To the outside world, Texans are cowboys. They wear big hats, drive big trucks and top their blue jeans with belt buckles as big as license plates.
Texas brings to mind mythical cattle drives across dusty plains, where a chef named Cookie serves hunks of meat to guys who talk like Sam Elliott in those "Beef, it's what's for dinner" commercials.
In this imagined landscape, vegetarians blend in about as well as animal-rights activists.
So it might seem strange that a Texas firehouse won People for the Ethical Treatment of Animals' (PETA) Animal-Friendly Firehouse of the Year Award. Besides, aren't firehouses, even those outside Texas, supposed to smell like a simmering pot of chili?
Not Austin's Engine House 2. During certain shifts, one is more likely to pick up the scent of tofu than beef wafting out of the kitchen.
That's because some Engine House 2 firefighters decided to make all firehouse meals vegan after one of them got back alarming blood-test results. (A vegan diet excludes all animal products and by-products, including meat, poultry, fish, dairy products and eggs. By definition, a vegetarian diet is not as strict about by-products.)
But winning the PETA award has underscored that changing one's diet isn't always as simple as buying different groceries -- political implications must be considered.
Making the Switch
Firefighter James Rae's blood cholesterol was in the 340s. That news coupled with his family's poor heart-health history, got him thinking about changing his eating habits.

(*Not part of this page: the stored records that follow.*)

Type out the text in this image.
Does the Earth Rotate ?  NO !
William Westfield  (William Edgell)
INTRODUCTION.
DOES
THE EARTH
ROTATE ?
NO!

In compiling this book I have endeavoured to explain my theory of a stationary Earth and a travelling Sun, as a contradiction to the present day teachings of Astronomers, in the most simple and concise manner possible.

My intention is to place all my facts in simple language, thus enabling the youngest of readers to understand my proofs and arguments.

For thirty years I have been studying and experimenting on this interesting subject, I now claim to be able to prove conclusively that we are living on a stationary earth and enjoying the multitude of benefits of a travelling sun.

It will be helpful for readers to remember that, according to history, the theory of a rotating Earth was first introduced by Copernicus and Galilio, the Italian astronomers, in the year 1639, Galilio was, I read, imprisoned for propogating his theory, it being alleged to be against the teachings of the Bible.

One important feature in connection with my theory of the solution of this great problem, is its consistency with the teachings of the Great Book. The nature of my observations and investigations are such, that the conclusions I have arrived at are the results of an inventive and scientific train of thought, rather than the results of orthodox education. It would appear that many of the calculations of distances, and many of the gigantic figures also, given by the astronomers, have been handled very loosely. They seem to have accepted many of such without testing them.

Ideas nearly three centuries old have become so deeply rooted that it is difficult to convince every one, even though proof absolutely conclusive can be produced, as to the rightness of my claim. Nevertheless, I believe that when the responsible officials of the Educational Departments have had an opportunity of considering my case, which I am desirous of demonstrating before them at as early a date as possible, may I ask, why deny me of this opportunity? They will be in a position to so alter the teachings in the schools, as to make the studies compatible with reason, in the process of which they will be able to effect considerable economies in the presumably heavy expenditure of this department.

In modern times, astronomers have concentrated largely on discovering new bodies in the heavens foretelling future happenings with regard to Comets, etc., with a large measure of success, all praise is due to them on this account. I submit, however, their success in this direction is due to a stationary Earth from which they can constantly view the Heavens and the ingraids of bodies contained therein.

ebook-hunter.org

"We couldn't get a male in the Rae family, or my mom's side of the family, to live into their sixties," Rae said. "Big wake-up call. ... I'm athletic, but you can't change your blood cholesterol with just being athletic."
Rae said he used to wonder how someone as active as a weight-lifting firefighter could live without eating meat.
"I was a really big meat eater," he said. But fellow firefighter Rip Esselstyn, a former professional triathlete, helped convince Rae that he not only could get enough protein without eating meat, but that an animal-free diet could help stem and reverse damage done to his high-risk heart and arteries.
Esselstyn, who became a vegetarian in 1987 and a vegan three years ago, told Rae what Esselstyn's father has been telling people for years: A strict vegan diet can prevent, arrest and even reverse coronary artery disease. Caldwell Esselstyn, a former general surgeon at the Cleveland Clinic, piloted a study on the effect a vegan diet has on heart disease.
Rae and Esselstyn then convinced the three other firefighters on their shift -- Matt Moore, Derick Zwerneman and Scott Walters -- to join them for vegan lunches at the firehouse. They liked the meals. They even entered one of their vegan dishes into a healthy wagon, or firehouse meal, contest and won.
Now, they prepare vegan food for all their station meals. The firefighters even inspired a nearby sandwich shop to create the Engine 2 Special -- a veggie sandwich on whole wheat.
After working together for years, Esselstyn and his colleagues have come to agree on some of the benefits of a vegan diet. But their reasons for cutting down on their consumption of animal products start to diverge at health benefits.
"I'm a hunter and a fisherman," Rae said. He said that while Esselstyn is proud of receiving PETA's Proggy Award, he's more ambivalent. "I'm not embarrassed of it, but PETA's not an organization I've ever actively backed." But Rae points out that the firefighters didn't nominate themselves for the award for progress.
In fact, before the firehouse got the Proggy, Rae's only interaction with PETA was less than celebratory. About seven years ago, he was deer hunting in his native Arizona when a group of people he said were PETA activists walked through the woods making noise to chase off game.